Mine was very painful but easy enough to immobilize so that I really didn't notice it after the first few days of healing. I took the doctor's orders for six weeks before hitting the bike seriously - shoulder was mostly good after 3 weeks, wrist took closer to 10-12 weeks to heal properly and I still can't do push-ups properly yet.
Worst part was driving myself home after the accident - I felt up to it for sure but it sure felt like a long ways from West Bragg to my place, especially when I couldn't shift or hold the wheel with my right hand (had to crouch in to grab the wheel with the right without moving my shoulder at all, then reach over with my left hand and shift - I drove most the trip in 4th gear so I didn't have to shift).
Heal up Remy, scapula's seem to heal fast as long as you don't push it too hard.
The upside is that there is no surgery required... that is unfortunately also the downside.
Anyone know if Remy was wearing any sort of back/spine protector? Or if that sort of device would even help? I know some have a bit wider shape at the top to help with that, but maybe not enough for this purpose?
LowBr4in: "hi Rémy, did you wear a back protector when you crashed?"
Rémy Métailler: "The one time I did not..."
Eoin Kane: "Do you think wearing body armour would have helped stop the brake?"
Rémy Métailler: "Possibly, not sure. I impacted on the side"
Jidoe Blaster: "Curious to know if you were wearing back protection, and if not do you think back protector would have helped in this situation? I almost always wear my POC bag with back protector and I think it’s helped me a couple times with these types of falls"
Rémy Métailler: "I normally always run a protection unless I'm. really just cruising. I did not that day..."
Nevertheless my shoulder and neck have never been the same.
Best on your healing.
I'm not sure the extent of the broken scapula, but the clavicle was in three pieces and was pretty close to compound (I could see the sharp point of one piece sticking in the wrong direction) when they cut his shirt off.

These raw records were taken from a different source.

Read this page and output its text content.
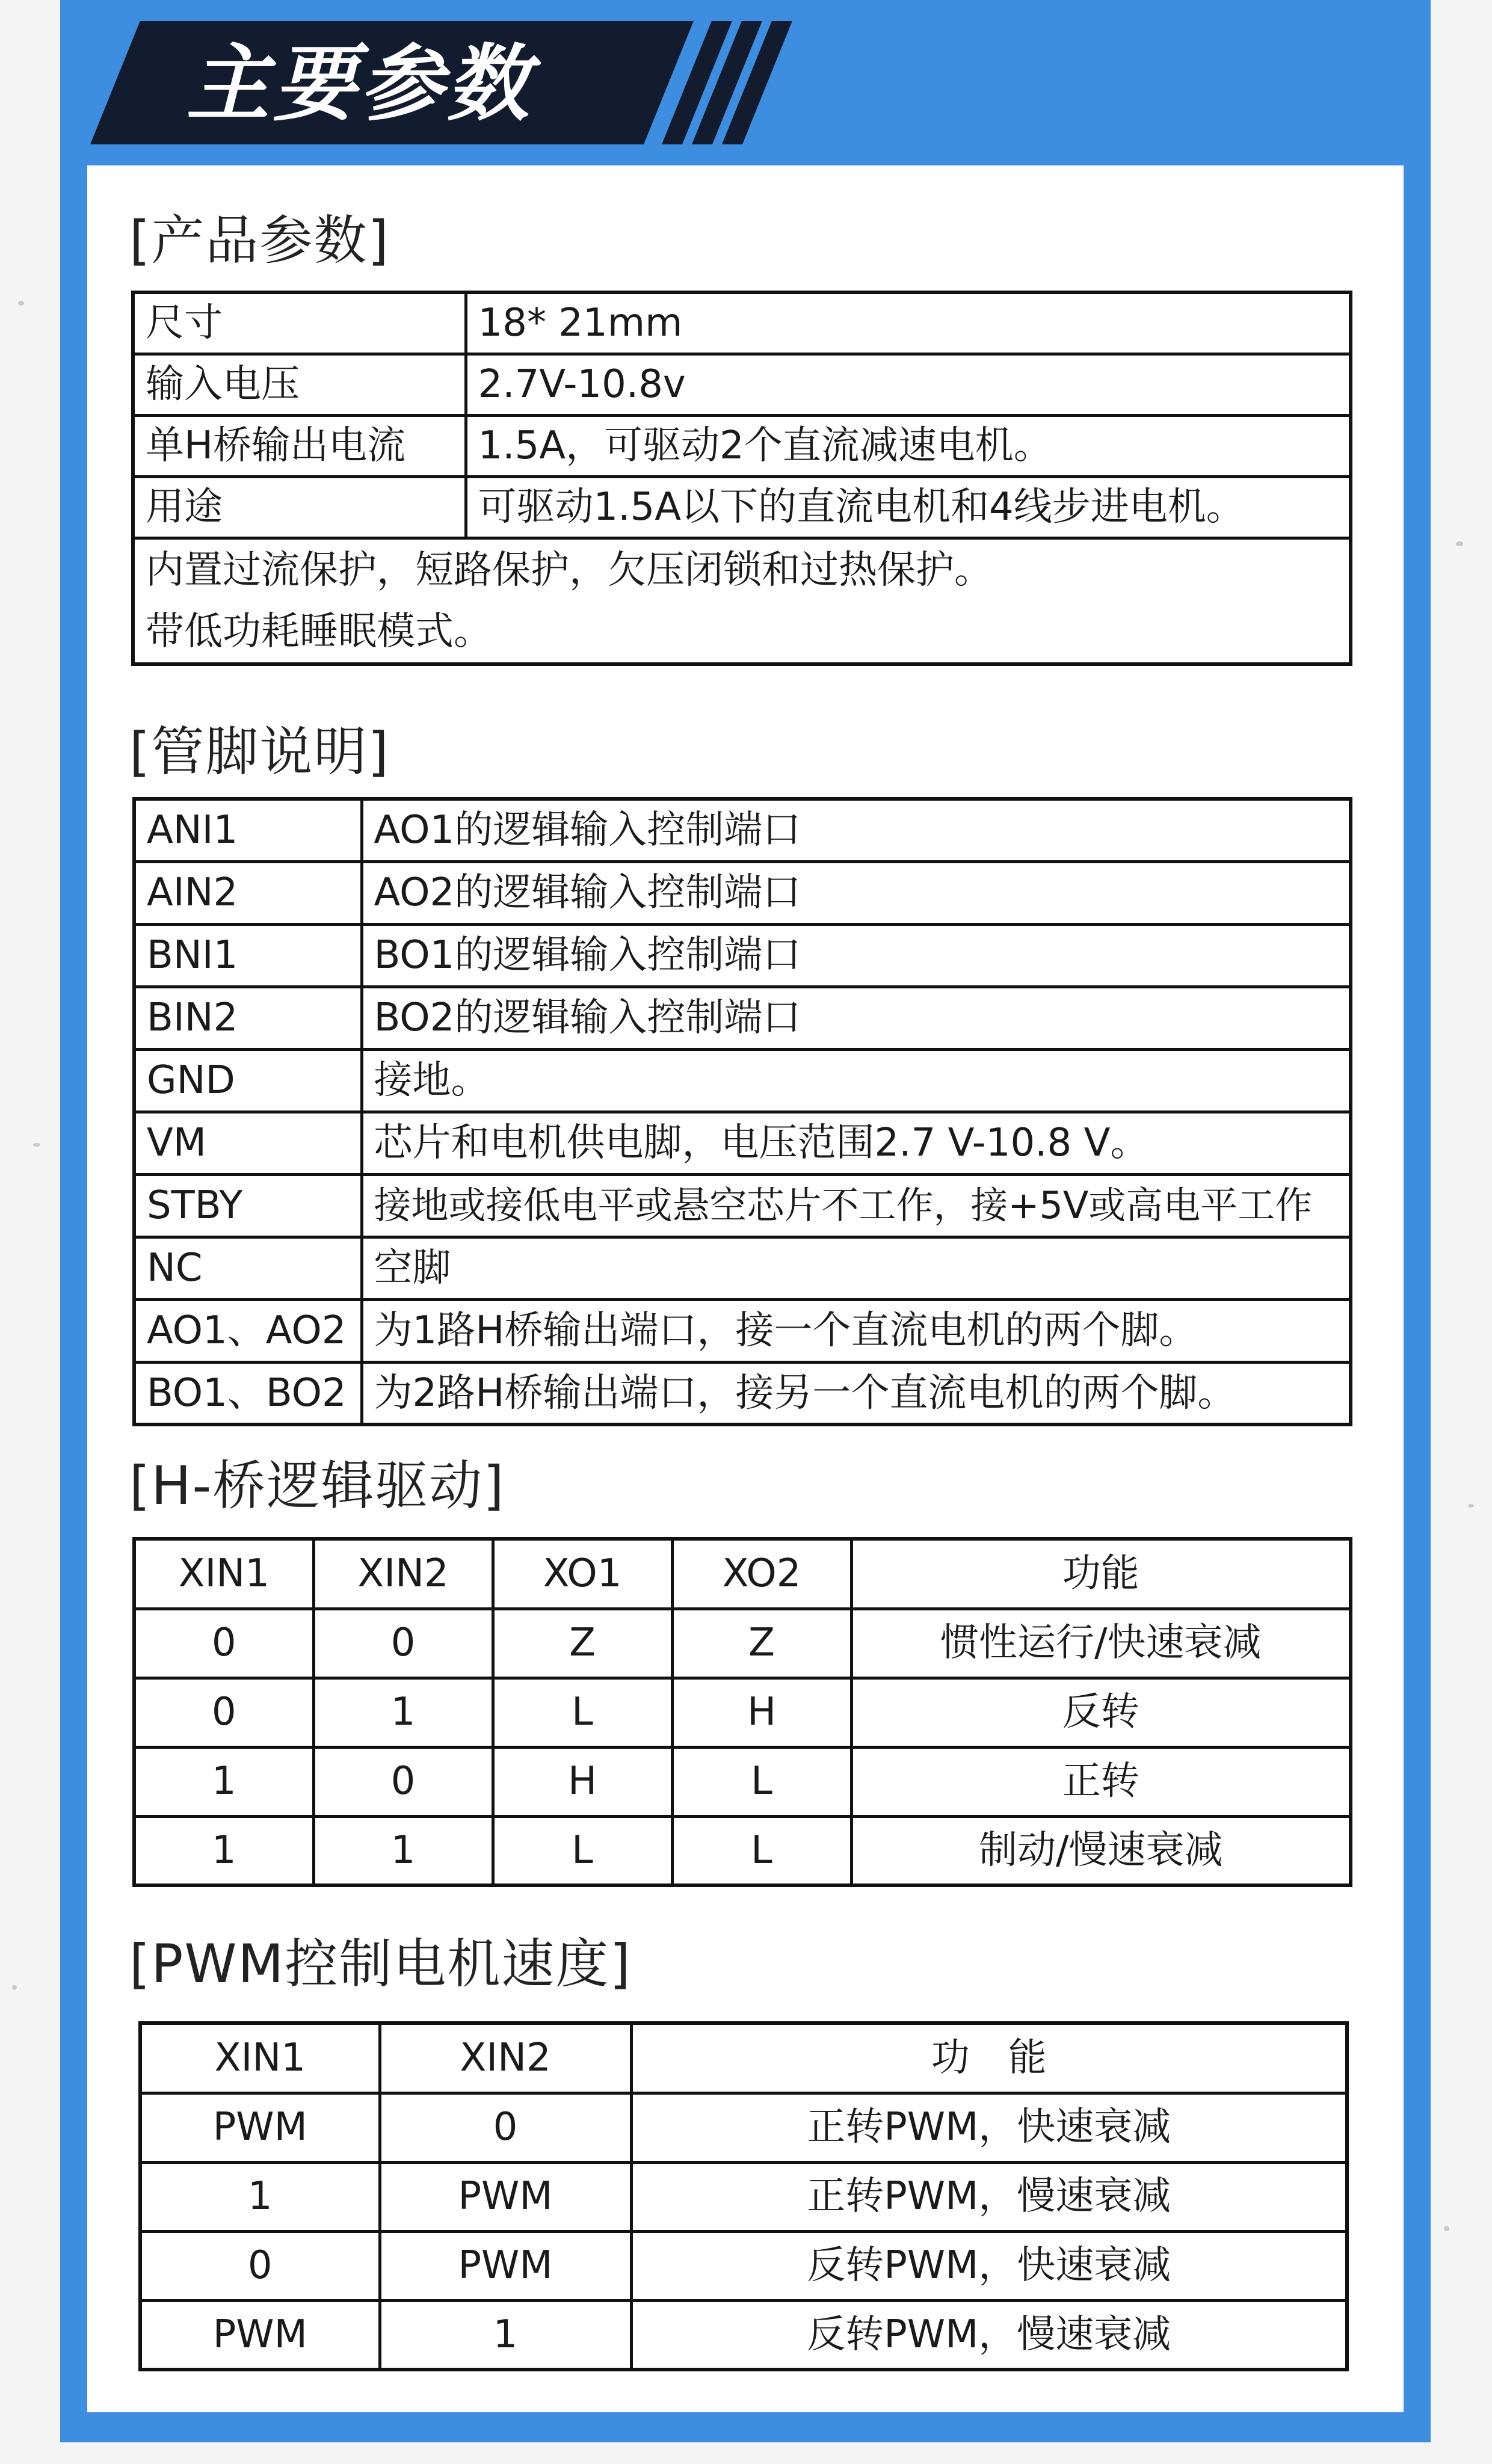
主要参数
[产品参数]
尺寸	18* 21mm
输入电压	2.7V-10.8v
单H桥输出电流	1.5A，可驱动2个直流减速电机。
用途	可驱动1.5A以下的直流电机和4线步进电机。

内置过流保护，短路保护，欠压闭锁和过热保护。
带低功耗睡眠模式。	
[管脚说明]
ANI1	AO1的逻辑输入控制端口
AIN2	AO2的逻辑输入控制端口
BNI1	BO1的逻辑输入控制端口
BIN2	BO2的逻辑输入控制端口
GND	接地。
VM	芯片和电机供电脚，电压范围2.7 V-10.8 V。
STBY	接地或接低电平或悬空芯片不工作，接+5V或高电平工作
NC	空脚
AO1、AO2	为1路H桥输出端口，接一个直流电机的两个脚。
BO1、BO2	为2路H桥输出端口，接另一个直流电机的两个脚。
[H-桥逻辑驱动]
XIN1	XIN2	XO1	XO2	功能
0	0	Z	Z	惯性运行/快速衰减
0	1	L	H	反转
1	0	H	L	正转
1	1	L	L	制动/慢速衰减
[PWM控制电机速度]
XIN1	XIN2	功　能
PWM	0	正转PWM，快速衰减
1	PWM	正转PWM，慢速衰减
0	PWM	反转PWM，快速衰减
PWM	1	反转PWM，慢速衰减
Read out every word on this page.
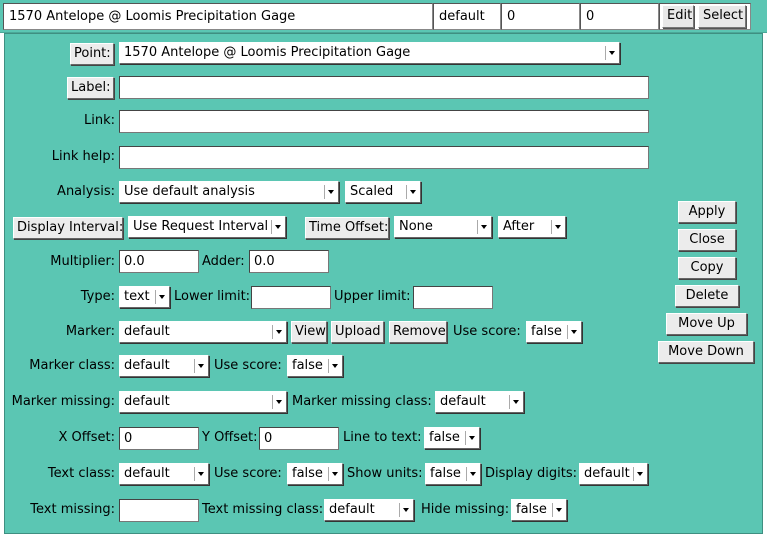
1570 Antelope @ Loomis Precipitation Gage	default	0	0	Edit Select
Point:	1570 Antelope @ Loomis Precipitation Gage
Label:
Link:
Link help:
Analysis: Use default analysis	Scaled
Display Interval: Use Request Interval	Time Offset: None	After
Multiplier: 0.0	Adder: 0.0
Type: text	Lower limit:	Upper limit:
Marker: default	View Upload Remove Use score: false
Marker class: default	Use score: false
Marker missing: default	Marker missing class: default
X Offset: 0	Y Offset: 0	Line to text: false
Text class: default	Use score: false	Show units: false	Display digits: default
Text missing:	Text missing class: default	Hide missing: false
Apply
Close
Copy
Delete
Move Up
Move Down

He fell on the flat bottom run out from a pretty steep rock slab roller, inexperienced guy but he'd done it with me before...
Still impossible not to feel somehow responsible, since I got him into the sport and he's been trying to keep pace. It was a good lesson (for me that is.... gotta be careful for your friends... we'll be stopping to chat before the serious features in the future).
Thankfully he got in to see an orthopedic surgeon the next day.
Saving grace: his helmet was also broken, but concussion was only minor.
Hope you recovered well!
Get well soon. Broken bones are much better to have than soft tissue in most cases.